Mr. Belknap says that, since taking decisive action, the mood at the restaurant is like night and day.

“Since we let him go, it just feels like everybody is having more fun, there’s a different culture,” he says.

Mr. Belknap, who opened the first of his two stores in 2009, acknowledges he has learned quite a few things from the whole experience.

“There’s a line between being friends and being an owner, a manager or a boss,” he says. “You’re running a business and that’s what comes first. But you need to create culture and you need to treat your staff first, even before the customer, because at the end of the day, they’re the ones talking to the customers so you’ve got to make them happy.

“So if it’s a customer-first-centric culture, I find it works better where the staff feels just as important.”

The other thing Mr. Belknap realized was that how he responded to the situation made a difference to how his leadership was viewed among the rest of his employees.

“If you don’t recognize [the situation] as the owner and do anything about it, it has adverse effects on the other staff who are witnessing this behaviour and saying, well, management’s not doing anything, ownership’s not doing anything, they’re tolerating it,” says Bob Butterill, head of Sage Advice Inc. and a part-time professor at the chef school at George Brown College in Toronto. “What does that say about their commitment?”
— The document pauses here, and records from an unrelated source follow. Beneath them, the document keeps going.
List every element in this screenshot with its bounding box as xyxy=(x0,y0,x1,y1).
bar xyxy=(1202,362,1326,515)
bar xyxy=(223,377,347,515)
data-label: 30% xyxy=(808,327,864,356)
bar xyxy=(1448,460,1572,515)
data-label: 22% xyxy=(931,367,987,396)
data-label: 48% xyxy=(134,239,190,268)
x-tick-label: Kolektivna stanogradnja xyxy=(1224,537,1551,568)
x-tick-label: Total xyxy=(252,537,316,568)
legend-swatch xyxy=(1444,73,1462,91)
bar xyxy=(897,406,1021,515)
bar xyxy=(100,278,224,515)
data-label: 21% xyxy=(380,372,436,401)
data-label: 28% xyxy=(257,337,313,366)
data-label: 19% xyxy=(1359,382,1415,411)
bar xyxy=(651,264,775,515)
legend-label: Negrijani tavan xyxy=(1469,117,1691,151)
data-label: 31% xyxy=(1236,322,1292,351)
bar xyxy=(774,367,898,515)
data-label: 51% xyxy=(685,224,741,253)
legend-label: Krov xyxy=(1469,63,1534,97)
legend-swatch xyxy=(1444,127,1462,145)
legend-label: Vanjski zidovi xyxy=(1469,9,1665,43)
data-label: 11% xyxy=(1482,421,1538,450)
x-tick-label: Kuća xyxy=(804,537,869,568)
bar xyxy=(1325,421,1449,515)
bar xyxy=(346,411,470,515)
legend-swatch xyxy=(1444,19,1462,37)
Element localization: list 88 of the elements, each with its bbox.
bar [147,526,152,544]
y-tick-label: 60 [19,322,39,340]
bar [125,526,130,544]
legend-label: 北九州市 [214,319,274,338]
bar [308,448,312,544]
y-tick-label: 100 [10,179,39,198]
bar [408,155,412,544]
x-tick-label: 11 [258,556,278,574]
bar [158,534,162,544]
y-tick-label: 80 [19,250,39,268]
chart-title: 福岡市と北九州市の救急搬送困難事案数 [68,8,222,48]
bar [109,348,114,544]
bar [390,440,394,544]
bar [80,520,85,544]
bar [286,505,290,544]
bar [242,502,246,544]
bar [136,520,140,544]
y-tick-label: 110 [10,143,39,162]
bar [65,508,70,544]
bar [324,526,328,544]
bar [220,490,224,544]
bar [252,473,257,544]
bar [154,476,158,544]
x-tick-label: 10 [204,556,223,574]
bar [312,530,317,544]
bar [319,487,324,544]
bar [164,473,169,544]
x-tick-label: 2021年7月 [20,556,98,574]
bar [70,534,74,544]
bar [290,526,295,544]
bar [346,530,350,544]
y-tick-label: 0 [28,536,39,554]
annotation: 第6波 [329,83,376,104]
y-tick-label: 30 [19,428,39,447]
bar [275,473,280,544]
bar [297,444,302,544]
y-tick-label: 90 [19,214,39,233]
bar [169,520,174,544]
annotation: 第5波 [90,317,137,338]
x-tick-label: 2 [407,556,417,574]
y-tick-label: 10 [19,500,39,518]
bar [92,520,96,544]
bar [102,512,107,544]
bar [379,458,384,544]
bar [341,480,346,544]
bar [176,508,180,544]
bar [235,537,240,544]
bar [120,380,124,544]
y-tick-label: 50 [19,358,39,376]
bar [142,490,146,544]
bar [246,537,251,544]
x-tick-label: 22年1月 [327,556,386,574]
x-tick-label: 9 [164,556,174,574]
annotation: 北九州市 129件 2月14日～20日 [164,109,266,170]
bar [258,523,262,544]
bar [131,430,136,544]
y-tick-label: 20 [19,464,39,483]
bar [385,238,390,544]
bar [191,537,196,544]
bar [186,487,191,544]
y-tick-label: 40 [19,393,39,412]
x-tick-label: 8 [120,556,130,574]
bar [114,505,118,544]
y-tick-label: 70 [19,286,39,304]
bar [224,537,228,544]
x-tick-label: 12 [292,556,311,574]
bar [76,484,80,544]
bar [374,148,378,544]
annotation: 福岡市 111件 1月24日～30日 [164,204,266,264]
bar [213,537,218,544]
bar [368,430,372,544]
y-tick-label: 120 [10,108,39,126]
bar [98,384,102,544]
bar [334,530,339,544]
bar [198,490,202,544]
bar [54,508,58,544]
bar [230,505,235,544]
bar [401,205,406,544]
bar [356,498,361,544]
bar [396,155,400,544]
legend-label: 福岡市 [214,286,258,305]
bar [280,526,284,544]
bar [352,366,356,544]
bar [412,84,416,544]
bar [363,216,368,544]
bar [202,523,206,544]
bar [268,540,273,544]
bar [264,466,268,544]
In the end though, taking responsibility for any situation is the first step to finding a resolution.

“Any owner or CEO has to lead by example; people will follow the leader,” Mr. Binder says. “I know that if there are ever client service [problems] in my group it’s my fault.”

He adds: “I often find that the best customer-service people in any business are the ones with the best attitudes, not with the most degrees or education behind them.”

The advent of social media has raised the stakes more than a little, too, especially in an industry such as the restaurant business, long regarded as one of the toughest, most competitive environments.

“We’re in the service business, people come to escape when they come to see us and in the restaurant business that’s a mortal blow,” Mr. Binder says. “One bad frown from this fellow if he’s at the front of the house, someone will tell 20, 25 people that they’ve had a bad experience. It’s probably worse now, with technology and social media; it could be thousands.

“There’s no room for it, there’s zero tolerance.”

Mr. Belknap acknowledges he’s now less apt to lean on staff to do the work normally done by management, such as dealing with suppliers, in the wake of his experience. He’s also adopted a more formal procedure for employee development. And his hiring procedures have also changed.

“We’re more strict with hiring,” he says. “One server got called back three times for an interview. He was kind of wondering what was going on over here.

“But I’ve learned to have different personalities interview – a couple of managers, as well as myself – and this helps us get to know the person and their personality better.”